Depois que a economia mergulhou em uma recessão, no primeiro semestre de 2014, o Banco Central eliminou R$ 70 bilhões em depósitos compulsórios e exigências de capital para acelerar o crescimento do crédito, que caiu em julho para 11% em uma base anualizada, o nível mais baixo desde 2004.
Essas medidas poderiam aumentar o crédito em até R$ 310 bilhões, segundo dados compilados pela Bloomberg, dando um impulso à presidente Dilma Rousseff na corrida para as eleições do mês que vem.
Mesmo com os fortes incentivos, os bancos estão resistindo a aumentar o crédito. Entre esses incentivos está o fim da remuneração de 11% que eles recebiam sobre os R$ 40 bilhões em compulsórios depositados no BC.
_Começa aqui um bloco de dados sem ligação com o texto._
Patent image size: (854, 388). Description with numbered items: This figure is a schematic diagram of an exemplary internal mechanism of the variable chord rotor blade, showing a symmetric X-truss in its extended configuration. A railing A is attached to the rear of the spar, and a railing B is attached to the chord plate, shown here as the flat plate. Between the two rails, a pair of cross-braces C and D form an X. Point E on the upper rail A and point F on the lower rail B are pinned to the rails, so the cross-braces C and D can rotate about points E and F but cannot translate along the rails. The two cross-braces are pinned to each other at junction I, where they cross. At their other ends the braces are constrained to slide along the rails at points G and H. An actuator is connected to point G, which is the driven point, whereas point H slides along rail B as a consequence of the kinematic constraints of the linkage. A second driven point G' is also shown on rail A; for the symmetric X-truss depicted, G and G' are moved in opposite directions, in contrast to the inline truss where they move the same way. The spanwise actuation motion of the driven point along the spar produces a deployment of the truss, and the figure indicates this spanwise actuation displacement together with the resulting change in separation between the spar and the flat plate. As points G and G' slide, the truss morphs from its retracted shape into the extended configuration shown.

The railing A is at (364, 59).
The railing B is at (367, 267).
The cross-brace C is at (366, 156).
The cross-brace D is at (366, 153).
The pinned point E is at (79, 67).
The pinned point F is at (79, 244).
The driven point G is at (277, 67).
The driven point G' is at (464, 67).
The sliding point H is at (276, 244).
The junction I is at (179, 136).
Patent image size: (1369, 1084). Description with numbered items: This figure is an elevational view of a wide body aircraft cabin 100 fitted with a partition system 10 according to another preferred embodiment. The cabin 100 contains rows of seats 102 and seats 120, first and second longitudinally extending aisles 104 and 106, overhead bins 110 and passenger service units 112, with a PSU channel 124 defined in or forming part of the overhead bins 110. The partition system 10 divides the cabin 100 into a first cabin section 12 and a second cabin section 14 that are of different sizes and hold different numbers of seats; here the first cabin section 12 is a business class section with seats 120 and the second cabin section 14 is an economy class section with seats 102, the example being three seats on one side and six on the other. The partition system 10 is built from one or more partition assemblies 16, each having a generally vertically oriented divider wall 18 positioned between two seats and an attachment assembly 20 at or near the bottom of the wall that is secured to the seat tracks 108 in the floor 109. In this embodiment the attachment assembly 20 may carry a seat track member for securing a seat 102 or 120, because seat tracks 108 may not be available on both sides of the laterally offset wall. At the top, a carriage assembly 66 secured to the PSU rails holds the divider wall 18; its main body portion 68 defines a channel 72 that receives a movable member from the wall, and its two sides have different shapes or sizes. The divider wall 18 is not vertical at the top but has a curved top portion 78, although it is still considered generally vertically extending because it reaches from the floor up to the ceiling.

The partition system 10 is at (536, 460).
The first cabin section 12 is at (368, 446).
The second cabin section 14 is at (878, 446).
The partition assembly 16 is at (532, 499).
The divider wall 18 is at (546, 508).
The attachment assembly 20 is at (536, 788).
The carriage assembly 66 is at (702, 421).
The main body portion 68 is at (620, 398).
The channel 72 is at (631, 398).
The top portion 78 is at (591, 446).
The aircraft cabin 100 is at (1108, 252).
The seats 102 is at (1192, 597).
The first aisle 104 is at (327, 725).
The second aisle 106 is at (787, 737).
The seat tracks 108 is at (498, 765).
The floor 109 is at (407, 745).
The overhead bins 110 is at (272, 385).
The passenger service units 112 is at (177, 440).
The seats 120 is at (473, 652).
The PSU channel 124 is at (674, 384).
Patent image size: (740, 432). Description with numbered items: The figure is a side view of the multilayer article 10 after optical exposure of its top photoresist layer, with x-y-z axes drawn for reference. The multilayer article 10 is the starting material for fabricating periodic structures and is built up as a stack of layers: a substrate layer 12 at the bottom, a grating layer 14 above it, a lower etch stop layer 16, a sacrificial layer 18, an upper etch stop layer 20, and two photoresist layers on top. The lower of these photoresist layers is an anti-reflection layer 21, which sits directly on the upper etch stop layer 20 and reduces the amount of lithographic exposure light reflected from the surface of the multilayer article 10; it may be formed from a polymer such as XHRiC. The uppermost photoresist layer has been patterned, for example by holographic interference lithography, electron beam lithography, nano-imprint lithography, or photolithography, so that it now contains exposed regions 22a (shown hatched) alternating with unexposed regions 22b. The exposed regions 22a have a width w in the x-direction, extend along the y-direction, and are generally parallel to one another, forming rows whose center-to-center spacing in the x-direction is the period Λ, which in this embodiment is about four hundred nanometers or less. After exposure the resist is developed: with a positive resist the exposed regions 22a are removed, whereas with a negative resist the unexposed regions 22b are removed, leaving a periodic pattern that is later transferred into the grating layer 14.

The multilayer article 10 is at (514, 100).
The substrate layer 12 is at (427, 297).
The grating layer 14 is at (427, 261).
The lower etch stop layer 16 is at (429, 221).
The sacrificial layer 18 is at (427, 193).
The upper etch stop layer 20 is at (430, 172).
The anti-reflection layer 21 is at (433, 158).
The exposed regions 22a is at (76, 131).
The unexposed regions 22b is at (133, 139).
Agora, os bancos podem receber um retorno zero sobre esse dinheiro ou usá-lo para financiar a compra de carros e motos, adquirir carteiras de crédito ou letras financeiras de bancos menores.
Empréstimos automotivos
“O problema é que a demanda para compra de veículos não está aquecida atualmente”, disse Paulo Duailibi, chefe de produtos de varejo do banco Santander Brasil SA.
“Como a alternativa é não receber nenhum retorno, estamos oferecendo empréstimos para as montadoras com taxas de juros muito atrativas”, às vezes mais baixas que a taxa Selic, do BC, o que permite que as empresas automotrizes ofereçam taxas de juros zero aos consumidores, disse ele.
Bradesco, Itaú, e Santander reduziram suas taxas de juros para empréstimos automotivos. O crédito para pessoas comprarem veículos caiu 4,5% em julho em relação ao mesmo mês do ano passado, para R$ 185,2 bilhões, segundo o BC.
“É improvável que o BC consiga estimular os bancos grandes a comprarem carteiras de crédito dos menores”, disse Antonio Hermann de Azevedo, diretor-executivo do banco BMG.
Compra de créditos
“Os bancos não vão comprar carteira de crédito depois dessas medidas, porque não tem muito portfólio para adquirir”, disse ele, em entrevista por telefone. Os bancos médios reduziram os empréstimos com a desaceleração da economia e para manter a inadimplência sob controle, disse Azevedo.
O BMG, que tem sede em São Paulo, possui 40% de uma joint venture de empréstimos consignados formada com o Itaú em 2012.
O Itaú não quis comentar se as medidas do governo vão alterar sua projeção de crescimento para o crédito neste ano. O banco estima que sua carteira de empréstimos aumentará para algo próximo de 10% neste ano, disse Marcelo Kopel, diretor de relações com investidores, no dia 5 de agosto, em teleconferência sobre lucros com repórteres.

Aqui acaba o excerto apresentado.